2) There were no good API’s or tools for developers to use. Many older developers remember well building Internet GIS applications from scratch in Flash; cool output which took an age to build. For those unfamiliar with API’s, these are the building blocks for developing applications, they make the process easier. In the same way as constructing a car is the process of combining pre-built components; wheels, engine etc, this is the same process developers walk through to build an application. Imagine how long and painful car making would be if you had to build every component – wheel, engine – from scratch!

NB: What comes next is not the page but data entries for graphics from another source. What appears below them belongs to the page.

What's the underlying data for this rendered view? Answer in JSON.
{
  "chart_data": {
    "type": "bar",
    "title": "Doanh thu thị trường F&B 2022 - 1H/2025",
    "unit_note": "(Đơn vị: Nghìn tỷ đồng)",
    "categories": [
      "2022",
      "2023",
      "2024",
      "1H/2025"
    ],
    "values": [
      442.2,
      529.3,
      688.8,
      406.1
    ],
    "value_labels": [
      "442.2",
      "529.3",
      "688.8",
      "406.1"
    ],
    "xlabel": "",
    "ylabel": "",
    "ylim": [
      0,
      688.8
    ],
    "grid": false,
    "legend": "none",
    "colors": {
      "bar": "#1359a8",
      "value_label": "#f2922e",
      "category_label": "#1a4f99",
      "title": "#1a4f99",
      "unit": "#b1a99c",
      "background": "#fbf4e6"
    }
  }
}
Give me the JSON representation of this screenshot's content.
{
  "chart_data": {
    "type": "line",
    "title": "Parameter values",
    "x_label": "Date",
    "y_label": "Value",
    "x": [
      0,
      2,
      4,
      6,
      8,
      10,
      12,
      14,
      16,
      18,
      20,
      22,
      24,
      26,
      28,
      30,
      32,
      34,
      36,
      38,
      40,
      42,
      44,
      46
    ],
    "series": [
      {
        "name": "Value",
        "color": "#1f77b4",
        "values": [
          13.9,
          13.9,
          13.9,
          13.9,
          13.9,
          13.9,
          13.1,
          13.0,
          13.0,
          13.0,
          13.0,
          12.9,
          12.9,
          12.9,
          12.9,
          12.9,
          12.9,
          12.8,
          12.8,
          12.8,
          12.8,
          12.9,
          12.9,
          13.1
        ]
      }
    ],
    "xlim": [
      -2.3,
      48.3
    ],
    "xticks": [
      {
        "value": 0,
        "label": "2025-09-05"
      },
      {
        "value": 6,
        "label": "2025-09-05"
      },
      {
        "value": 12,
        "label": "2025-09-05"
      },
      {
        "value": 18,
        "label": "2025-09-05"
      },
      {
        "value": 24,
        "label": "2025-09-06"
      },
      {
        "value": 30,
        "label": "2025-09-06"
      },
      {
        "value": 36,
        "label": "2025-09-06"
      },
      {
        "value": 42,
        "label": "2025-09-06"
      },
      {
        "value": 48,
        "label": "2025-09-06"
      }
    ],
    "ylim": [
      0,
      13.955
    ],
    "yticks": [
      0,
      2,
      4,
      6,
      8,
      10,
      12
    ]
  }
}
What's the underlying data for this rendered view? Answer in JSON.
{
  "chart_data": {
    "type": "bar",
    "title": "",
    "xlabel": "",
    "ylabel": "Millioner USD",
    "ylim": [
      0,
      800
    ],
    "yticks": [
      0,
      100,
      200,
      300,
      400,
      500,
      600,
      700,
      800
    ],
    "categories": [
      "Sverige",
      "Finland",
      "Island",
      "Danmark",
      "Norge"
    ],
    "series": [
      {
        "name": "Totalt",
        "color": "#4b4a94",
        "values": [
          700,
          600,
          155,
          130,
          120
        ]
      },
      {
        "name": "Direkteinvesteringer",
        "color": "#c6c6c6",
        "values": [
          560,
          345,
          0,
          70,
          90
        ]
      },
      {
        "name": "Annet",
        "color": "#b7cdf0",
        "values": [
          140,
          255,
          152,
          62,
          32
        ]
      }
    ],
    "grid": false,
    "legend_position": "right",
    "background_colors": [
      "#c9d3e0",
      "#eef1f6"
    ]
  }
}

Then along came Google. Gobs of data and API’s galore. Suddenly the world changed; slippy maps, easy to find data and no more reinventing the wheel when it came to coding. It was a joyous time. But for those of us in the GIS world, we were between a rock and a hard place; Google maps was not GIS. Esri were shocked into action. The mid 2000’s was Google catch up time. Then came the cloud and mobile.
The cloud provided server based services hosted by third party organizations. What does that mean in English? That organisations no longer need to host, maintain and configure services and servers in house. No set up, no load balancing and 24×7 access to data and apps. And mobile? Access to this data and these apps from anywhere at anytime. No longer were we limited to office or home based computing. Together mobile and the cloud have set the stage for a new paradigm, as impactful as the Internet.
The Cloud and ArcGIS Online
So now we can interact with data in 3 ways; via home and office PC’s using the Web and desktop applications respectively, and from mobile devices. For GIS this means different tools for different uses. Before we delve deeper here, lets step back and discuss again the cloud. For those using Esri software, it is now possible to have ArcGIS Server hosted and maintained by the third part organisations in the cloud; all that is required is a license and monthly hosting fee. But, an organisation still needs experts familiar with ArcGIS Server to publish data. Now suppose this process was made simpler. Suppose publishing geo-data needed no special skills; imagine data being published in ArcGIS Server without the need to directly interact with Server. Welcome ArcGIS Online. This new cloud based mapping platform has made publishing geo-data as ArcGIS server services childs play. More than that is comes with tonnes of data, and allows for easier development of GIS applications.
Web, Mobile and Desktop Complimentary Apps
Let’s illustrate how the world of GIS is about to become more complimentary and complete. Using ArcGIS Online as the central platform, for storage and access to data, let’s look at collaboration using mobile, Web and desktop applications. Imagine a team of field workers. They each have iPads with an installed mobile ArcGIS Online editing app. Their task is to collect point data based on current location, to edit the attributes of each point and add an image attachment to the new point feature. When done each new point feature is uploaded and stored in a (hosted feature) service in ArcGIS Online. Next an office based GIS analyst, through ArcMap 10.1, now has access directly to this new data. She can perform analysis on this and other organisational data. Finally an executive, loads a Web application in his browser. He is presented with a dashboard, which allows him to view this data, search and query based on specific criteria, and visualise the data in map, or chart form to better see patterns and help with decision making.
This is truly a collaborative, complimentary system. One day in the not too distant future we will wonder how we ever used GIS in the isolated vertical way we use it today.